Buying a car is an expensive financial goal. One that requires most people years of planning, saving, and equated monthly installments (EMIs). This is why when you finally have a car parked in your driveway, you should do everything in your ability to keep it secured and well-functioning.
Out of the many ways to look after your vehicle, getting a comprehensive car insurance policy is a must. Although the law only mandates third-party car insurance, a comprehensive car insurance plan can offer more benefits.
Some of these come with the additional riders that you can club together to enhance your policy.

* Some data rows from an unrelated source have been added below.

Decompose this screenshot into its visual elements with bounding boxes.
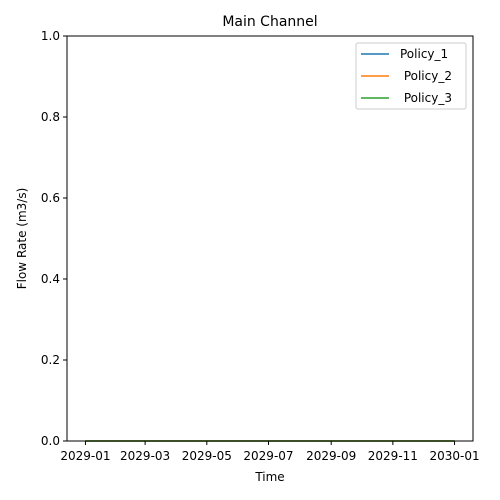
legend-label-3: Policy_3 bbox=[400, 91, 452, 105]
x-tick-label-0: 2029-01 bbox=[60, 449, 110, 463]
chart-title: Main Channel bbox=[222, 14, 317, 30]
x-axis-label: Time bbox=[254, 470, 284, 484]
x-tick-label-5: 2029-11 bbox=[368, 449, 418, 463]
plot-frame bbox=[66, 35, 474, 442]
y-tick-label-5: 1.0 bbox=[41, 29, 60, 43]
y-axis: 0.0 0.2 0.4 0.6 0.8 1.0 bbox=[41, 29, 67, 448]
y-tick-label-2: 0.4 bbox=[41, 272, 60, 286]
x-tick-label-6: 2030-01 bbox=[429, 449, 479, 463]
x-axis: 2029-01 2029-03 2029-05 2029-07 2029-09 2029-… bbox=[60, 441, 480, 463]
x-tick-label-1: 2029-03 bbox=[120, 449, 170, 463]
y-tick-label-0: 0.0 bbox=[41, 434, 60, 448]
x-tick-label-4: 2029-09 bbox=[306, 449, 356, 463]
x-tick-label-3: 2029-07 bbox=[243, 449, 293, 463]
y-tick-label-1: 0.2 bbox=[41, 353, 60, 367]
legend-label-2: Policy_2 bbox=[400, 69, 452, 83]
legend: Policy_1 Policy_2 Policy_3 bbox=[355, 42, 467, 110]
y-axis-label: Flow Rate (m3/s) bbox=[15, 188, 29, 290]
legend-label-1: Policy_1 bbox=[400, 47, 448, 61]
y-tick-label-4: 0.8 bbox=[41, 110, 60, 124]
y-tick-label-3: 0.6 bbox=[41, 191, 60, 205]
legend-frame bbox=[355, 42, 467, 110]
x-tick-label-2: 2029-05 bbox=[182, 449, 232, 463]
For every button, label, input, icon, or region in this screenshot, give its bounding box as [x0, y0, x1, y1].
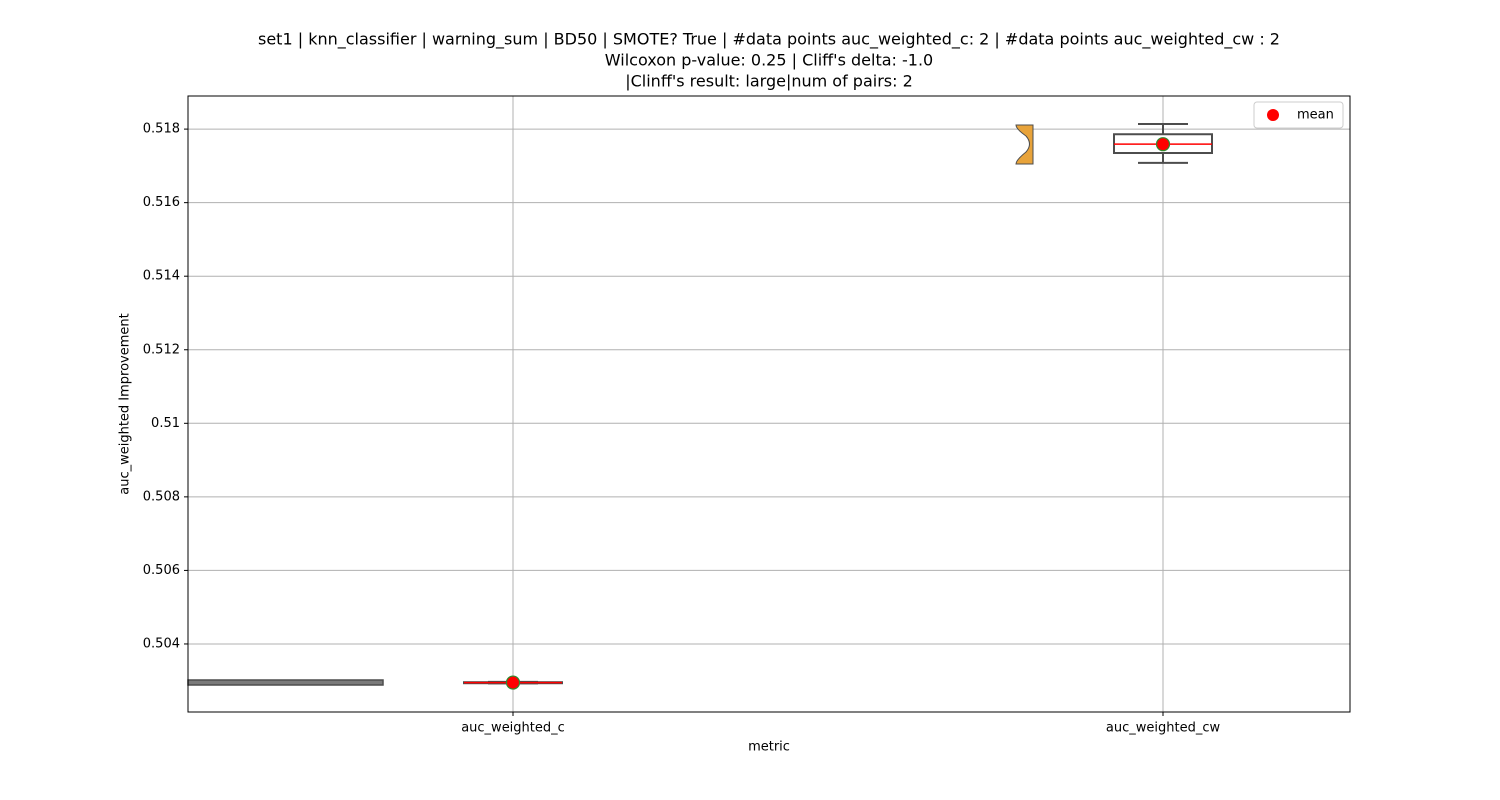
legend: mean	[1253, 101, 1344, 129]
y-tick-label: 0.506	[143, 563, 180, 578]
x-axis-label: metric	[748, 740, 790, 755]
chart-subtitle: |Clinff's result: large|num of pairs: 2	[625, 72, 913, 91]
y-tick-label: 0.504	[143, 636, 180, 651]
y-tick-label: 0.51	[151, 416, 180, 431]
marks	[463, 122, 1213, 690]
plot-area	[188, 96, 1350, 712]
y-tick-label: 0.514	[143, 269, 180, 284]
grid	[188, 96, 1350, 712]
violin-half	[1015, 124, 1034, 165]
y-tick-label: 0.508	[143, 489, 180, 504]
legend-marker	[1267, 109, 1279, 121]
chart-subtitle: Wilcoxon p-value: 0.25 | Cliff's delta: …	[605, 51, 933, 70]
legend-box	[1253, 101, 1344, 129]
mean-marker	[505, 675, 521, 690]
chart-title: set1 | knn_classifier | warning_sum | BD…	[258, 30, 1280, 50]
axes-frame	[187, 95, 1351, 713]
x-tick-label: auc_weighted_cw	[1106, 721, 1221, 736]
y-axis-label: auc_weighted Improvement	[118, 313, 133, 495]
legend-label: mean	[1297, 108, 1334, 123]
y-tick-label: 0.512	[143, 342, 180, 357]
violin-half	[187, 679, 384, 686]
y-tick-label: 0.516	[143, 195, 180, 210]
mean-marker	[1155, 137, 1171, 152]
x-tick-label: auc_weighted_c	[461, 721, 565, 736]
y-tick-label: 0.518	[143, 122, 180, 137]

The Return-to-Invoice rider is one such add on.
Here is a detailed guide on how to use the Return-to-Invoice rider in a car insurance policy.
What Is The Return-To-Invoice Rider?
Insurance companies for car plans offer coverage based on the Insured Declared Value (IDV) of the vehicle. When they calculate car insurance, they look at the make, model, accessories, location of the car and driver, etc. and then decide the premium and sum assured. The IDV is not the same as the price at which you buy your car. Rather, it is its current value.
The Return-to-Invoice rider ends the gap in these two values. With this rider, if you make a claim, the insurance company will pay you the invoice price of your car and not the IDV. This will include on-road taxes, the ex-showroom price, and the cost of registration.
When Can The Return-To-Invoice Rider Be Used?
The Return-to-Invoice rider can only be used in the case of complete damage or loss to your vehicle. This means if your car gets stolen or has been damaged so badly that it can no longer be repaired or used, you can claim its entire value from the insurance company. However, you will be asked for a police report to validate your claim of loss or damage to get the settlement.
In addition to the above, the Return-to-Invoice can also only be used if your vehicle is not older than 3 to 5 years. The precise time can differ from insurer to insurer. An important thing to remember is that in the case of small claims, the Return-to-Invoice rider is not applicable.
What Are The Benefits Of The Return-To-Invoice Rider?
You can add the Return-to-Invoice option to your car insurance policy for a number of reasons. Here are some advantages of this rider.
Better protection: In the case of complete loss or damage, a Return-to-Invoice rider can be of great help by ensuring that you get back the worth of your car. The loss of a four-wheeler can be hard to bear, and this add-on can help you cover for it.
Covers hidden costs: Not only the price of the car, but the rider also accounts for road tax and registration charges, so that you receive comprehensive protection.
Enables future purchases: The money from the Return-to-Invoice insurance claim can be used to buy another car if your old car is stolen or damaged beyond repair. You do not have to spend any more from your pocket or apply for a new loan.
What Are The Things To Consider While Buying A Return-To-Invoice Rider?
Along with the many advantages, you should be careful about certain aspects of a Return-to-Invoice rider, such as:
Does not cover old cars: A Return-to-Invoice will not work for old vehicles. If your vehicle is older than 3 to 5 years, the rider will not be added to your policy. In case of existing riders, the insurance company will automatically delete the add-on from your plan.
Increases the cost of insurance: A Return-to-Invoice provides additional security to your car but also comes at an extra cost. At an average, the rider can increase the cost of a car insurance policy by 10%.
Covers only own damage: The Return-to-Invoice rider can only be added to a comprehensive car insurance plan. It cannot be bought with a third-party insurance policy. The add-on only includes own-damage and not third-party damage.
Accounts for complete loss: The Return-to-Invoice add-on can be used in cases of fire, theft, natural calamities, and accidents, as long as the car has been fully destroyed or stolen. The Return-to-Invoice is not applicable for minor repairs or petty thefts.
What Is The Difference Between A Return-To-Invoice And A Zero Depreciation Rider?
The zero depreciation cover is useful in the case of small or partial repairs. A Return-to-Invoice, on the other hand, is for permanent loss or damage to the vehicle.
To Sum It Up
A good insurance policy can be your car’s companion and safeguard it for a long time. And the right riders add to this security with their unique offerings.
So, make sure to thoroughly check the plan and pick suitable riders before hitting on the ‘Pay’ button while buying an online 4 wheeler insurance policy.